When I interviewed Paul Bartel with the Alzheimer’s Society of Calgary, he mentioned approximately 17,000 people in its service area – which includes Airdrie, Rocky View County and extends north to Didsbury – are diagnosed with the disease, and the number of loved ones impacted is exponentially larger. Fear and misconceptions are often experienced by those people.

The words hit close to home for me – my grandmother is one of those 17,000 people. She received the diagnosis a few years ago, and when my father told me, a clock immediately began ticking down in my mind.

My imagination filled with visions of my grandmother immediately forgetting her children and her grandchildren, struggling to remember who we were and who she was. I don’t know where these ideas came from – television and movies, probably – but it filled me with tremendous dread. I didn’t want to witness a loved one going through that. In short, I was afraid.
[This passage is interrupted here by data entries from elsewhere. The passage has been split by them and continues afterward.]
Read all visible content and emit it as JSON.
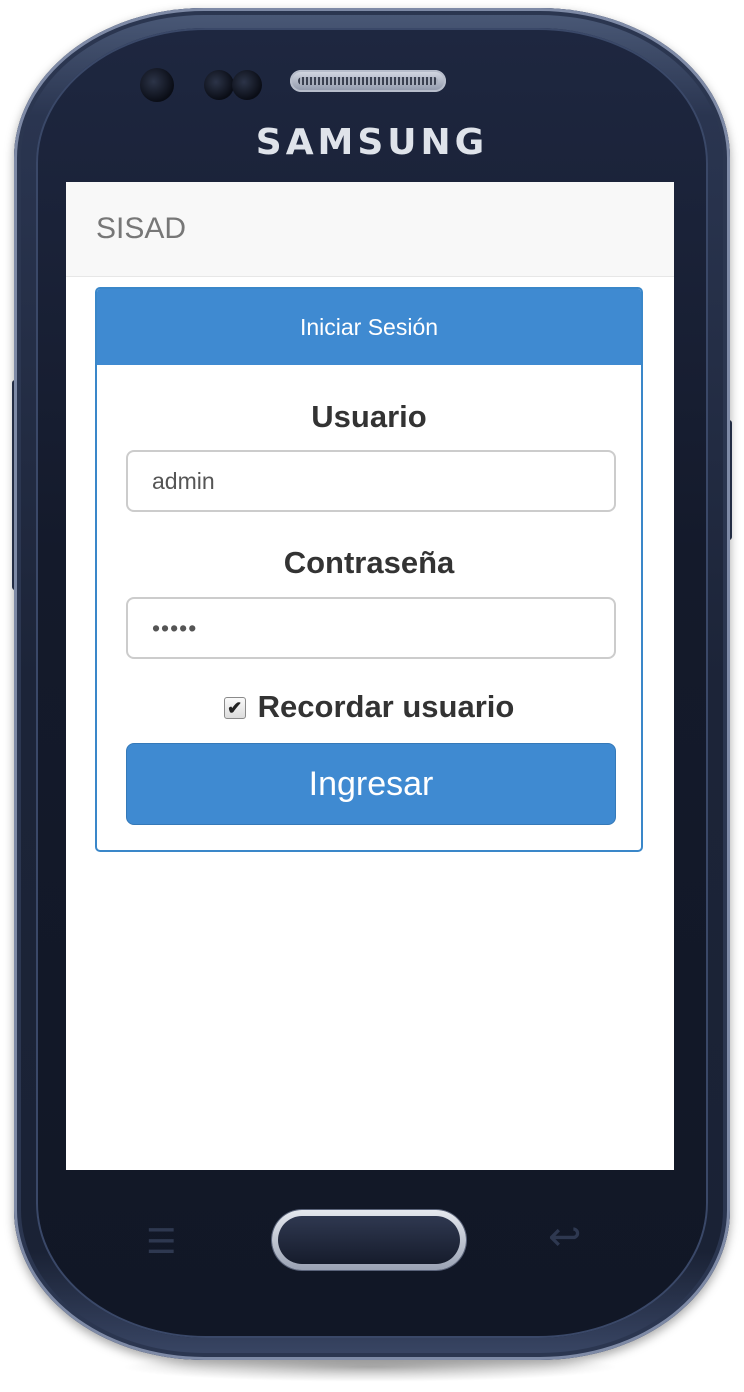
{
  "device": {
    "brand": "SAMSUNG"
  },
  "app": {
    "navbar_title": "SISAD"
  },
  "login_panel": {
    "heading": "Iniciar Sesión",
    "username_label": "Usuario",
    "username_value": "admin",
    "password_label": "Contraseña",
    "password_value": "•••••",
    "remember_label": "Recordar usuario",
    "remember_checked": true,
    "submit_label": "Ingresar"
  },
  "colors": {
    "accent": "#3f8ad1",
    "navbar_bg": "#f8f8f8",
    "phone_body": "#1c2438"
  },
  "icons": {
    "menu_key": "menu-icon",
    "back_key": "back-icon",
    "checkbox": "checkmark-icon"
  }
}
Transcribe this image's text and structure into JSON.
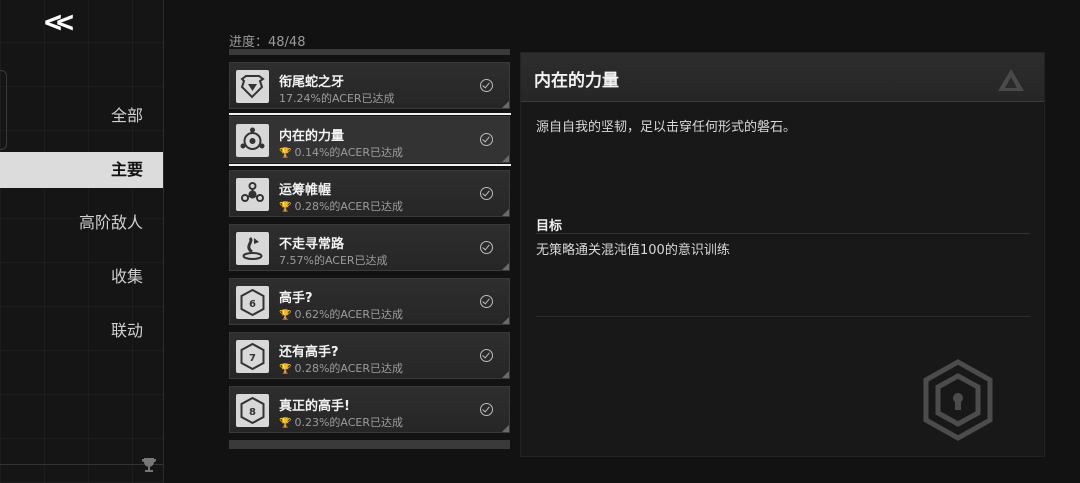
{
  "nav": {
    "back_label": "<<",
    "items": [
      {
        "label": "全部"
      },
      {
        "label": "主要"
      },
      {
        "label": "高阶敌人"
      },
      {
        "label": "收集"
      },
      {
        "label": "联动"
      }
    ],
    "active_index": 1
  },
  "progress": "进度：48/48",
  "achievements": [
    {
      "name": "衔尾蛇之牙",
      "rate": "17.24%的ACER已达成",
      "trophy": false,
      "icon": "serpent-icon"
    },
    {
      "name": "内在的力量",
      "rate": "0.14%的ACER已达成",
      "trophy": true,
      "icon": "inner-power-icon"
    },
    {
      "name": "运筹帷幄",
      "rate": "0.28%的ACER已达成",
      "trophy": true,
      "icon": "strategy-icon"
    },
    {
      "name": "不走寻常路",
      "rate": "7.57%的ACER已达成",
      "trophy": false,
      "icon": "unusual-path-icon"
    },
    {
      "name": "高手?",
      "rate": "0.62%的ACER已达成",
      "trophy": true,
      "icon": "hex-6-icon"
    },
    {
      "name": "还有高手?",
      "rate": "0.28%的ACER已达成",
      "trophy": true,
      "icon": "hex-7-icon"
    },
    {
      "name": "真正的高手!",
      "rate": "0.23%的ACER已达成",
      "trophy": true,
      "icon": "hex-8-icon"
    }
  ],
  "selected_index": 1,
  "detail": {
    "title": "内在的力量",
    "description": "源自自我的坚韧，足以击穿任何形式的磐石。",
    "goal_label": "目标",
    "goal_text": "无策略通关混沌值100的意识训练"
  }
}
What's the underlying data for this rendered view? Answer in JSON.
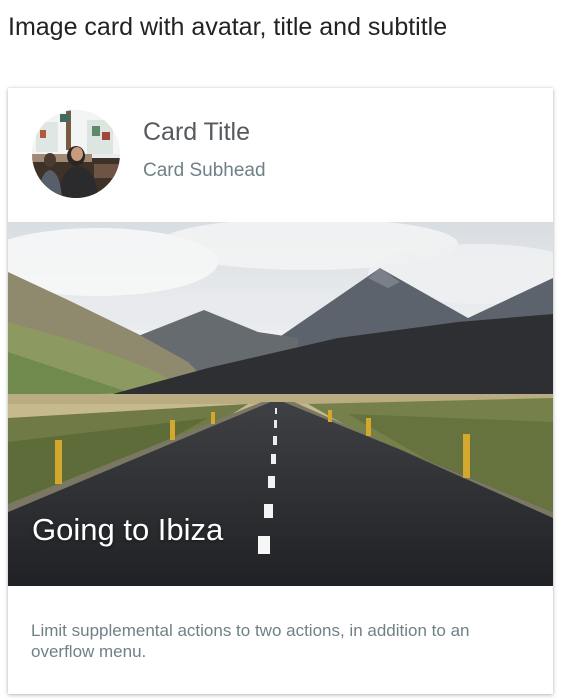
{
  "page": {
    "heading": "Image card with avatar, title and subtitle"
  },
  "card": {
    "title": "Card Title",
    "subhead": "Card Subhead",
    "media_caption": "Going to Ibiza",
    "supporting_text": "Limit supplemental actions to two actions, in addition to an overflow menu."
  },
  "colors": {
    "title_text": "#555a5e",
    "secondary_text": "#6f8187",
    "caption_text": "#ffffff"
  }
}
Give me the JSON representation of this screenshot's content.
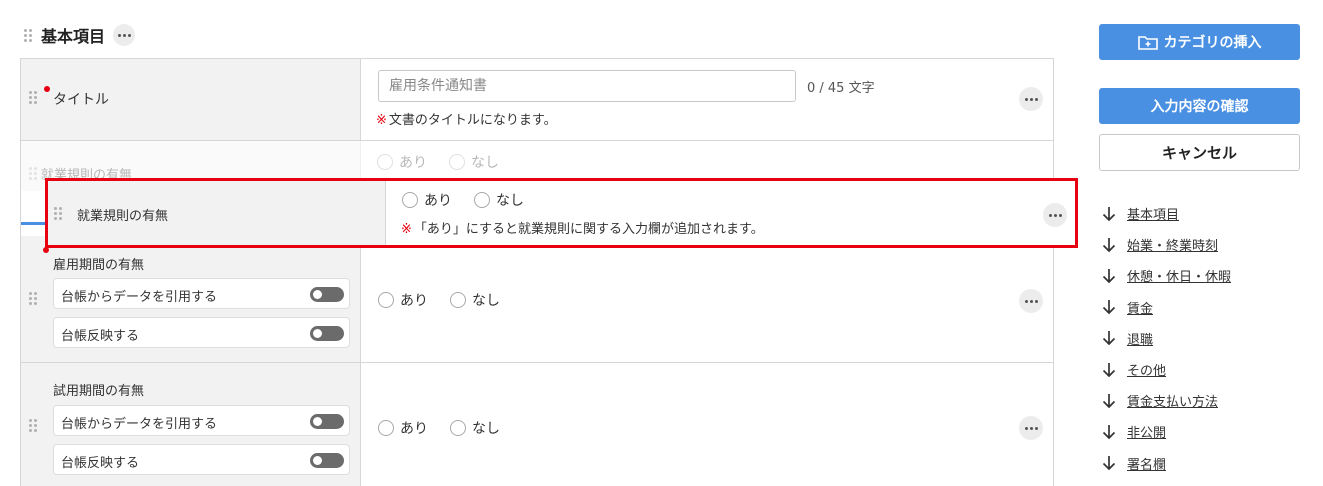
{
  "section": {
    "title": "基本項目"
  },
  "rows": {
    "title": {
      "label": "タイトル",
      "input_placeholder": "雇用条件通知書",
      "input_value": "",
      "counter": "0 / 45 文字",
      "note_mark": "※",
      "note": "文書のタイトルになります。"
    },
    "ghost": {
      "label": "就業規則の有無",
      "opt_yes": "あり",
      "opt_no": "なし"
    },
    "dragging": {
      "label": "就業規則の有無",
      "opt_yes": "あり",
      "opt_no": "なし",
      "note_mark": "※",
      "note": "「あり」にすると就業規則に関する入力欄が追加されます。"
    },
    "employment_period": {
      "label": "雇用期間の有無",
      "toggle_reference": "台帳からデータを引用する",
      "toggle_reflect": "台帳反映する",
      "opt_yes": "あり",
      "opt_no": "なし"
    },
    "trial_period": {
      "label": "試用期間の有無",
      "toggle_reference": "台帳からデータを引用する",
      "toggle_reflect": "台帳反映する",
      "opt_yes": "あり",
      "opt_no": "なし"
    }
  },
  "sidebar": {
    "insert_category_label": "カテゴリの挿入",
    "confirm_label": "入力内容の確認",
    "cancel_label": "キャンセル",
    "toc": [
      "基本項目",
      "始業・終業時刻",
      "休憩・休日・休暇",
      "賃金",
      "退職",
      "その他",
      "賃金支払い方法",
      "非公開",
      "署名欄"
    ]
  },
  "colors": {
    "accent": "#4a90e2",
    "required": "#e60012",
    "highlight": "#e60012"
  }
}
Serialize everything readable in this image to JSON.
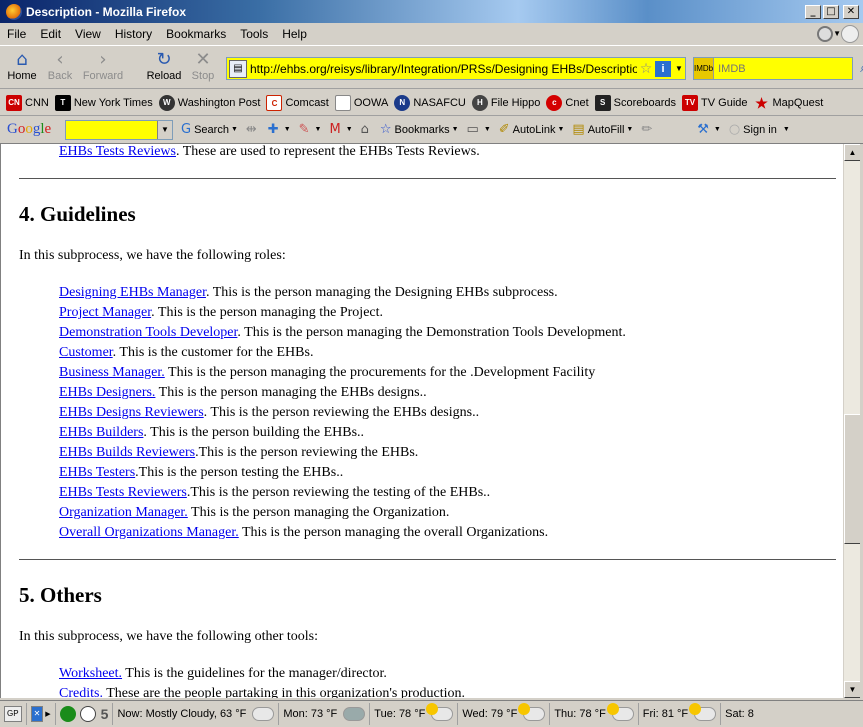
{
  "window": {
    "title": "Description - Mozilla Firefox",
    "controls": [
      "_",
      "□",
      "✕"
    ]
  },
  "menu": [
    "File",
    "Edit",
    "View",
    "History",
    "Bookmarks",
    "Tools",
    "Help"
  ],
  "nav": {
    "home": "Home",
    "back": "Back",
    "forward": "Forward",
    "reload": "Reload",
    "stop": "Stop",
    "url": "http://ehbs.org/reisys/library/Integration/PRSs/Designing EHBs/Description.h",
    "search_engine": "IMDb",
    "search_placeholder": "IMDB"
  },
  "bookmarks": [
    {
      "label": "CNN",
      "icon": "cnn-icon",
      "color": "#cc0000"
    },
    {
      "label": "New York Times",
      "icon": "nyt-icon",
      "color": "#000000"
    },
    {
      "label": "Washington Post",
      "icon": "wapo-icon",
      "color": "#333333"
    },
    {
      "label": "Comcast",
      "icon": "comcast-icon",
      "color": "#cc2200"
    },
    {
      "label": "OOWA",
      "icon": "page-icon",
      "color": "#ffffff"
    },
    {
      "label": "NASAFCU",
      "icon": "nasafcu-icon",
      "color": "#1a3a8a"
    },
    {
      "label": "File Hippo",
      "icon": "filehippo-icon",
      "color": "#444444"
    },
    {
      "label": "Cnet",
      "icon": "cnet-icon",
      "color": "#d40000"
    },
    {
      "label": "Scoreboards",
      "icon": "scoreboards-icon",
      "color": "#222222"
    },
    {
      "label": "TV Guide",
      "icon": "tvguide-icon",
      "color": "#cc0000"
    },
    {
      "label": "MapQuest",
      "icon": "mapquest-icon",
      "color": "#cc0000"
    }
  ],
  "google_toolbar": {
    "logo": "Google",
    "search_label": "Search",
    "bookmarks_label": "Bookmarks",
    "autolink_label": "AutoLink",
    "autofill_label": "AutoFill",
    "signin_label": "Sign in"
  },
  "page": {
    "top_line": {
      "link": "EHBs Tests Reviews",
      "text": ". These are used to represent the EHBs Tests Reviews."
    },
    "section4": {
      "heading": "4. Guidelines",
      "intro": "In this subprocess, we have the following roles:",
      "items": [
        {
          "link": "Designing EHBs Manager",
          "text": ". This is the person managing the Designing EHBs subprocess."
        },
        {
          "link": "Project Manager",
          "text": ". This is the person managing the Project."
        },
        {
          "link": "Demonstration Tools Developer",
          "text": ". This is the person managing the Demonstration Tools Development."
        },
        {
          "link": "Customer",
          "text": ". This is the customer for the EHBs."
        },
        {
          "link": "Business Manager.",
          "text": " This is the person managing the procurements for the .Development Facility"
        },
        {
          "link": "EHBs Designers.",
          "text": " This is the person managing the EHBs designs.."
        },
        {
          "link": "EHBs Designs Reviewers",
          "text": ". This is the person reviewing the EHBs designs.."
        },
        {
          "link": "EHBs Builders",
          "text": ". This is the person building the EHBs.."
        },
        {
          "link": "EHBs Builds Reviewers",
          "text": ".This is the person reviewing the EHBs."
        },
        {
          "link": "EHBs Testers",
          "text": ".This is the person testing the EHBs.."
        },
        {
          "link": "EHBs Tests Reviewers",
          "text": ".This is the person reviewing the testing of the EHBs.."
        },
        {
          "link": "Organization Manager.",
          "text": " This is the person managing the Organization."
        },
        {
          "link": "Overall Organizations Manager.",
          "text": " This is the person managing the overall Organizations."
        }
      ]
    },
    "section5": {
      "heading": "5. Others",
      "intro": "In this subprocess, we have the following other tools:",
      "items": [
        {
          "link": "Worksheet.",
          "text": " This is the guidelines for the manager/director."
        },
        {
          "link": "Credits.",
          "text": " These are the people partaking in this organization's production."
        }
      ]
    }
  },
  "status": {
    "gp": "GP",
    "count": "5",
    "now": "Now: Mostly Cloudy, 63 °F",
    "mon": "Mon: 73 °F",
    "tue": "Tue: 78 °F",
    "wed": "Wed: 79 °F",
    "thu": "Thu: 78 °F",
    "fri": "Fri: 81 °F",
    "sat": "Sat: 8"
  }
}
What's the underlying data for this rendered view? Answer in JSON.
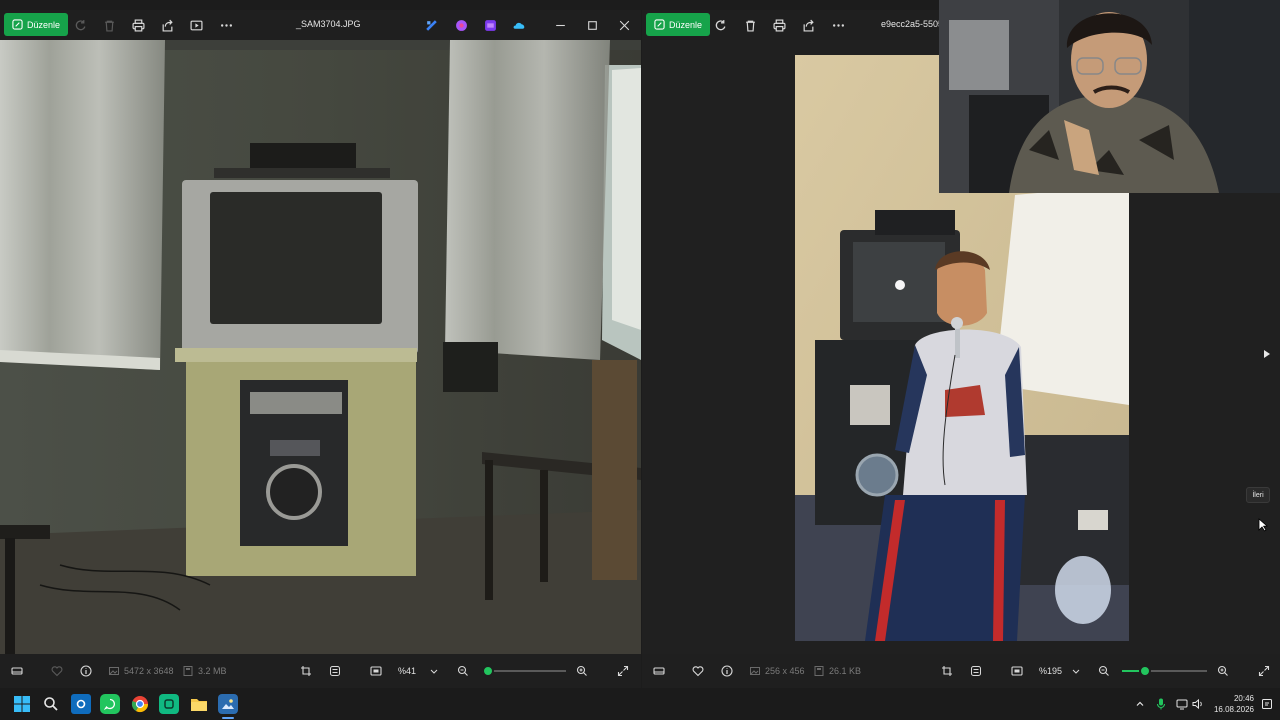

That fear led me to pull away, and immediately after the diagnosis, I didn’t visit my grandma as much as I should have.

As Bartel told me in our interview, those worst-case scenarios aren’t the norm, and often, someone with Alzheimer’s is able to live a full and normal life for a long time after their diagnosis. Although my grandma experiences noticeable memory issues and now lives in a place that is better equipped to care for her instead of on her own, the horror stories I painted in my mind haven’t come to pass. She’s still the grandmother I’ve known my whole life, and just the other day, I had a pleasant conversation with her about the holidays.

The last few years haven’t been as bad as I’d anticipated, but if I’m honest, I’m still scared. My grandfather, who bravely battled brain cancer for 12 years before succumbing to that disease, changed drastically near the end. A series of strokes reduced him to a person who no longer resembled the man I had admired, and it was frankly very hard to experience. I still fear that will happen to his wife.

Part of getting older is coming to grips with mortality – your own, and that of your loved ones. That’s difficult when someone you love faces a serious illness. For now, though, all I can do is make the most of the time I still have with my grandmother.